The garden “will be built to reflect the awesome splendor of our country’s timeless exceptionalism,” he said in the order. “It will be a place where citizens, young and old, can renew their vision of greatness and take up the challenge that I gave every American in my first address to Congress, to ‘believe in yourselves, believe in your future, and believe, once more, in America.'”

“The chronicles of our history show that America is a land of heroes,” said Trump, who first announced his plan for such a garden in his address at Mount Rushmore on the Fourth of July.

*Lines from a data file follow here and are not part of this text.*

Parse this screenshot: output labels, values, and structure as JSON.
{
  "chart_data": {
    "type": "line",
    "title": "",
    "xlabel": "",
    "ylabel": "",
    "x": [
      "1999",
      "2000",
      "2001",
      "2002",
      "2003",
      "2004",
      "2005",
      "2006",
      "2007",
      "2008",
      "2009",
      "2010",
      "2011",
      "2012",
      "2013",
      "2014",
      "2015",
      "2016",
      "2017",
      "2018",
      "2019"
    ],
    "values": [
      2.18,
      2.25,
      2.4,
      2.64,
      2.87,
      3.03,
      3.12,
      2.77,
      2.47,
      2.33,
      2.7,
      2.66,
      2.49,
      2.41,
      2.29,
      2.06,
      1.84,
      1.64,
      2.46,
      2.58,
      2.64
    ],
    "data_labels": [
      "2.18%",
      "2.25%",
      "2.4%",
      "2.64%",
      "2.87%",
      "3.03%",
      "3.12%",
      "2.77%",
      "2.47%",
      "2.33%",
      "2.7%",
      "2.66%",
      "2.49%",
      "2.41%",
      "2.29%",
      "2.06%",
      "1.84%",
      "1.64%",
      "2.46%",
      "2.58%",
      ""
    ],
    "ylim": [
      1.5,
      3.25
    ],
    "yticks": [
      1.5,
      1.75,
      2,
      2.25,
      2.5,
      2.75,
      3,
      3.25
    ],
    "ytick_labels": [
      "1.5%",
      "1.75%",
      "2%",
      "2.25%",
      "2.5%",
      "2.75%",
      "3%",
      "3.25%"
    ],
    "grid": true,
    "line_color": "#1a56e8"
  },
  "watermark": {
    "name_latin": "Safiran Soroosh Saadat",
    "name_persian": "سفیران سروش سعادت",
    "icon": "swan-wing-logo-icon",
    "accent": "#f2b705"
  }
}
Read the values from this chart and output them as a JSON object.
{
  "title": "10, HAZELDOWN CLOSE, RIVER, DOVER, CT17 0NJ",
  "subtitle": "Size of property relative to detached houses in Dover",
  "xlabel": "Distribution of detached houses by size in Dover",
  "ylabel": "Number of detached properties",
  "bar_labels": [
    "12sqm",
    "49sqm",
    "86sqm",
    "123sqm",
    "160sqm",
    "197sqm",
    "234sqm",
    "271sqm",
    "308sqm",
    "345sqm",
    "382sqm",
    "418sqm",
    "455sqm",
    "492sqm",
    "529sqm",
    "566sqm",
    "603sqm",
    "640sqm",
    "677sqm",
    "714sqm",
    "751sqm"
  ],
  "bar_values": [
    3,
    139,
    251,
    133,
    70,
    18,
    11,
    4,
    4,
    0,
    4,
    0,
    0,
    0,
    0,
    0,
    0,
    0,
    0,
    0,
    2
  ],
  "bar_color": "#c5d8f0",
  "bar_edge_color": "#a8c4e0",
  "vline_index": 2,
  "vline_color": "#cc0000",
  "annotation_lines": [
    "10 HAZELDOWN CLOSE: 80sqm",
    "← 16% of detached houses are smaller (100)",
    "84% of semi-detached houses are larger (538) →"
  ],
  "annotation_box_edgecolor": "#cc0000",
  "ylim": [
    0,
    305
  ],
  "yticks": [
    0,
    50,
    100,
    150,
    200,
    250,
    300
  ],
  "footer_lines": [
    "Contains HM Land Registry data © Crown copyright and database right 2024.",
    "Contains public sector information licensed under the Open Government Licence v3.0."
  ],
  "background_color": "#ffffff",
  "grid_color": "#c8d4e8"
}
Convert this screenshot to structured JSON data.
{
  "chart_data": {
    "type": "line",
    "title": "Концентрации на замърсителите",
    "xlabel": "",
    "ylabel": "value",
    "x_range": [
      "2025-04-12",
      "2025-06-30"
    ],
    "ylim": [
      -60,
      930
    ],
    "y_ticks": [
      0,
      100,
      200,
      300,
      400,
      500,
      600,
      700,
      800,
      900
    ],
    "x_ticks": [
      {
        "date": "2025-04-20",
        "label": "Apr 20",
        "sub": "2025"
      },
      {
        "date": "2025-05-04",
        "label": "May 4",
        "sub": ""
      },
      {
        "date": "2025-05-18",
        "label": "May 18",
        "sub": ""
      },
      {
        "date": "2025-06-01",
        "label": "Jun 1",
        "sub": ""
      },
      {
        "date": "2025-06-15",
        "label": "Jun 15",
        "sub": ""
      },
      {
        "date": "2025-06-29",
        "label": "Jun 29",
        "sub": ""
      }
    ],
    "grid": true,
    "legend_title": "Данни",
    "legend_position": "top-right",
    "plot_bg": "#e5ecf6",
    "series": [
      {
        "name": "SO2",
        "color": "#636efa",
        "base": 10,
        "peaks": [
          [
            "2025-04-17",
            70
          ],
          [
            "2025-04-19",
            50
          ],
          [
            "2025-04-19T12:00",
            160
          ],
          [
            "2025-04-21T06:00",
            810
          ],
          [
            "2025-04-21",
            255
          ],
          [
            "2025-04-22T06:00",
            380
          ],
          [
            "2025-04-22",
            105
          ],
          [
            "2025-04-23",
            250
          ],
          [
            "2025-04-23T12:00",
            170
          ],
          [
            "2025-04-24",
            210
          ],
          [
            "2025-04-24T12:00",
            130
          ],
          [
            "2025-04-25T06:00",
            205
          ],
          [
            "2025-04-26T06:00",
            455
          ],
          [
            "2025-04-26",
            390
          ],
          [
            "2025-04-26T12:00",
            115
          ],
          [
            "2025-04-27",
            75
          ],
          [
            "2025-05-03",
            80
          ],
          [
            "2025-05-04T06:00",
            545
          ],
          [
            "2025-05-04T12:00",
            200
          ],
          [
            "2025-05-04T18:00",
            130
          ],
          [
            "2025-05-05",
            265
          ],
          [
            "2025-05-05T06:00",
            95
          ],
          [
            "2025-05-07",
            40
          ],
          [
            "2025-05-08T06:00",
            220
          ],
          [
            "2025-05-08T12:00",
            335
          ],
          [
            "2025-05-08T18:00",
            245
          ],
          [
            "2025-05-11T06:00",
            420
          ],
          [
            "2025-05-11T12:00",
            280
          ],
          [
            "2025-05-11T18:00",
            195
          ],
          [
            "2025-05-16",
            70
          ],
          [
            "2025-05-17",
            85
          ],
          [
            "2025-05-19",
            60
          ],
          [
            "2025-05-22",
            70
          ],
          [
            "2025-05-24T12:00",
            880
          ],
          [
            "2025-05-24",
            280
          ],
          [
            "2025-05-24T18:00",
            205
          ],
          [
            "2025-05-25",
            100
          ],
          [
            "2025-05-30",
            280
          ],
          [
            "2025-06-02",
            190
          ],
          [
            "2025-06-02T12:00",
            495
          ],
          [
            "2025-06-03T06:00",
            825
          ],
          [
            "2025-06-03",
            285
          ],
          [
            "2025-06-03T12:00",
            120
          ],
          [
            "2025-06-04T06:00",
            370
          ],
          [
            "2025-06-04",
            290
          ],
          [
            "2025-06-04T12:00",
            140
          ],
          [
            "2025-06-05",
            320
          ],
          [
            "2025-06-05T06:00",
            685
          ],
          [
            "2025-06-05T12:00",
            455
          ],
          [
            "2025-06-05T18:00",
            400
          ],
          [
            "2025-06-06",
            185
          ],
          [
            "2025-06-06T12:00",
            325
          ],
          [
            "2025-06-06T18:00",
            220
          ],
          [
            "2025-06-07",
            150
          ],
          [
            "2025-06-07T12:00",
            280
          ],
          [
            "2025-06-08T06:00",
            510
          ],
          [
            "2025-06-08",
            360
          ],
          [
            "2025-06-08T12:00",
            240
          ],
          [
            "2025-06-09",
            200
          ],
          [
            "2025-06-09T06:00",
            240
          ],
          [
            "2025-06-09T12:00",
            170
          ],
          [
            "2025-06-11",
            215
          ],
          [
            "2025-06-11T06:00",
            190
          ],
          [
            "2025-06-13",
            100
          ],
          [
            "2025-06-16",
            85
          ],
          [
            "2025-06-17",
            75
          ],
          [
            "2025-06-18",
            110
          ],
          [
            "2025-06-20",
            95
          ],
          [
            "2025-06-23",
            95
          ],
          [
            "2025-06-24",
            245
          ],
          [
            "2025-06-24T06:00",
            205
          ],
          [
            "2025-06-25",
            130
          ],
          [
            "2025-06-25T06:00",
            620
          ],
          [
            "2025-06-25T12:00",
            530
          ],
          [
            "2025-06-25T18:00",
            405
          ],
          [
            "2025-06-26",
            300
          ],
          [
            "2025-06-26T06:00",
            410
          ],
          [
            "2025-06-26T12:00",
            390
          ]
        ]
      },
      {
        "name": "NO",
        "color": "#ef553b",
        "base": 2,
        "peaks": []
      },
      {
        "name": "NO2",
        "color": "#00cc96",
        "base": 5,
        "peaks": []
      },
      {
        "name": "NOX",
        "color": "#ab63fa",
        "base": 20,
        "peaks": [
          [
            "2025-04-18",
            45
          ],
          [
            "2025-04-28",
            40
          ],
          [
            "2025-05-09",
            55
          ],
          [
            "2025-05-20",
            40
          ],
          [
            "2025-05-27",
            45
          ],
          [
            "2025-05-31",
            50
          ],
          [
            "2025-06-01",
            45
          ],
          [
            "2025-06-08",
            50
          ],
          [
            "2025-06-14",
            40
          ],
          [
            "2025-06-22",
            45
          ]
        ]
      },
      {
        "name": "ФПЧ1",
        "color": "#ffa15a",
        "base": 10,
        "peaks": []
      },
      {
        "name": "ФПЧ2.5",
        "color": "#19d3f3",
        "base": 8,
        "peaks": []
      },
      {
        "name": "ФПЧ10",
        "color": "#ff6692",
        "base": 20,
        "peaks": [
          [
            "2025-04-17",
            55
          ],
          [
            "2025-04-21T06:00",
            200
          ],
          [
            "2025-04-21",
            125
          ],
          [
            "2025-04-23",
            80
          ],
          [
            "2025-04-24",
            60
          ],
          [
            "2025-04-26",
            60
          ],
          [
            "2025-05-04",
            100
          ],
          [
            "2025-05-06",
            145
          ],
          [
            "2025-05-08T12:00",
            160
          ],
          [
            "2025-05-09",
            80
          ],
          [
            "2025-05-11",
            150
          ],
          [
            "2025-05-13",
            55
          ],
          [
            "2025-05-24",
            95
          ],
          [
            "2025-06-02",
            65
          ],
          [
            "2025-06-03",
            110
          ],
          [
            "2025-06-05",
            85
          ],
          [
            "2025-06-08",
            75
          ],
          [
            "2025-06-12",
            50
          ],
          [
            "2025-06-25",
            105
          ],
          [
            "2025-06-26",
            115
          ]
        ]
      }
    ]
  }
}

His plan for a public garden “where the legends of America’s past will be remembered” is in part an effort, he said, to counter last summer’s destruction and violence aimed at statues and memorials around the country.

Catholic figures in Trump’s list include: Nellie Gray, founder of the March for Life; Sts. Kateri Tekakwitha, Junipero Serra and Elizabeth Ann Seton; Charles Carroll, a signer of the Declaration of Independence; Catholic Worker co-founder and sainthood candidate Dorothy Day; Archbishop Fulton J. Sheen, a sainthood candidate who has been declared “Venerable”; President John F. Kennedy; and Associate Justice Antonin Scalia.

Among dozens of others Trump included are Sacagawea, a 16-year-old Lemhi Shoshone woman who helped the Lewis and Clark Expedition; Sojourner Truth and Harriet Tubman, Black women who were born into slavery, escaped and fought for the abolition of slavery; and Medgar Wiley Evers, a Black civil rights activist in Mississippi.

Others he named include Gen. Ulysses S. Grant; athletes Muhammad Ali and Jim Thorpe; Coretta Scott King and the Rev. Martin Luther King Jr.; Alexander Hamilton; writers such as Ernest Hemingway; filmmaker Alfred Hitchcock; and entertainers, like Billie Holiday and Bob Hope.

“The National Garden is America’s answer to this reckless attempt to erase our heroes, values, and entire way of life. On its grounds, the devastation and discord of the moment will be overcome with abiding love of country and lasting patriotism,” Trump said.

He did not announce a location for the garden but said the Interagency Task Force for Building and Rebuilding Monuments to American Heroes he established some months ago is moving forward on the project and will pick a site.

“Each individual has been chosen for embodying the American spirit of daring and defiance, excellence and adventure, courage and confidence, loyalty and love,” Trump said. “Astounding the world by the sheer power of their example, each one of them has contributed indispensably to America’s noble history, the best chapters of which are still to come.”